Um grupo que beneficiou deste caos foram os jihadistas sunitas da Al-Qaeda no Iraque. Eles acabariam por se tornar famosos sob outro nome – ISIS.

2 Jogos de poder

Conflito Moderno Sunita Xiita

Crédito da foto: Alaa Al-Marjani via CBC News

Sem Saddam e com o Iraque em chamas, o Irão e a Arábia Saudita começaram a alargar os seus jogos de poder a toda a região. No Líbano, no Bahrein e no Iémen, ambos apoiaram os seus aliados xiitas ou sunitas um contra o outro. A propaganda foi bombeada para países livres de conflitos através de mesquitas e meios de comunicação como a PressTV. De repente, a velha divisão entre sunitas e xiitas estava mais uma vez na vanguarda da vida no Médio Oriente.

À medida que novos conflitos sectários irrompiam em toda a região, tornou-se cada vez mais difícil para os sunitas e xiitas de outros lugares não tomarem partido. Da mesma forma que as perturbações irlandesas suscitaram rivalidades protestantes e católicas no Reino Unido, estes conflitos ampliaram o antigo cisma e fizeram com que parecesse uma questão de vida ou morte.

Então, a Primavera Árabe explodiu. À medida que os ditadores foram derrubados, as guerras eclodiram e as velhas certezas caíram, o Irão e a Arábia Saudita começaram a lutar pelo controlo da nova ordem emergente. A sua luta acabaria por chegar ao auge na Síria.

1 Síria vai para o inferno

Destruição de Alepo

Crédito da foto: Anadolu via The Greanville Post

Em 2011, as antigas rivalidades sectárias tinham chegado ao ponto de ebulição. Jihadistas endurecidos pela batalha preparavam-se para uma guerra apocalíptica. Duas superpotências regionais estavam dispostas a destruir tudo num jogo mortal de frango.

Então a Síria implodiu .

Era como se tudo estivesse levando a isso. A Arábia Saudita viu uma oportunidade de remover Assad, o ditador xiita amigo do Irão. O Irão sentiu que não poderia permitir que a Arábia Saudita estabelecesse um Estado cliente sunita à sua porta. Quando Assad gaseou o seu próprio povo e o Ocidente não fez nada, muitos sunitas viram isso como uma confirmação de que os EUA e a Europa estavam do lado do Irão xiita. Estimulados por décadas de pregação wahhabista apocalíptica, eles partiram para a luta, juntando-se e fortalecendo grupos como o ISIS.

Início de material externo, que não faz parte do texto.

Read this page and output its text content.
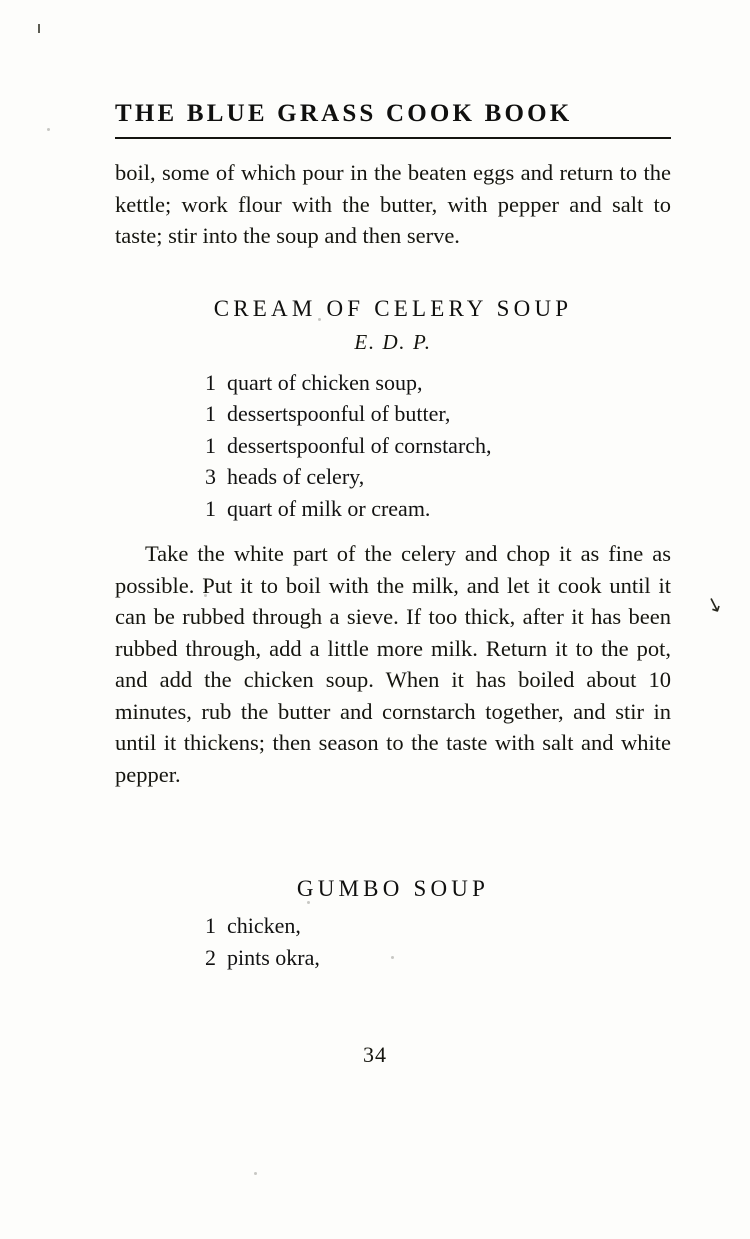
THE BLUE GRASS COOK BOOK
boil, some of which pour in the beaten eggs and return to the kettle; work flour with the butter, with pepper and salt to taste; stir into the soup and then serve.
CREAM OF CELERY SOUP
E. D. P.
1 quart of chicken soup,
1 dessertspoonful of butter,
1 dessertspoonful of cornstarch,
3 heads of celery,
1 quart of milk or cream.
Take the white part of the celery and chop it as fine as possible. Put it to boil with the milk, and let it cook until it can be rubbed through a sieve. If too thick, after it has been rubbed through, add a little more milk. Return it to the pot, and add the chicken soup. When it has boiled about 10 minutes, rub the butter and cornstarch together, and stir in until it thickens; then season to the taste with salt and white pepper.
GUMBO SOUP
1 chicken,
2 pints okra,
34
↘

O resultado é uma região que está agora mais dividida do que esteve durante séculos – uma confusão de alianças entre facções, jogos de poder perigosos e duas grandes feras que usam descuidadamente um antigo cisma para impulsionar as suas agendas. Até que a poeira baixe e um vencedor seja finalmente declarado, é provável que o Médio Oriente continue completamente confuso.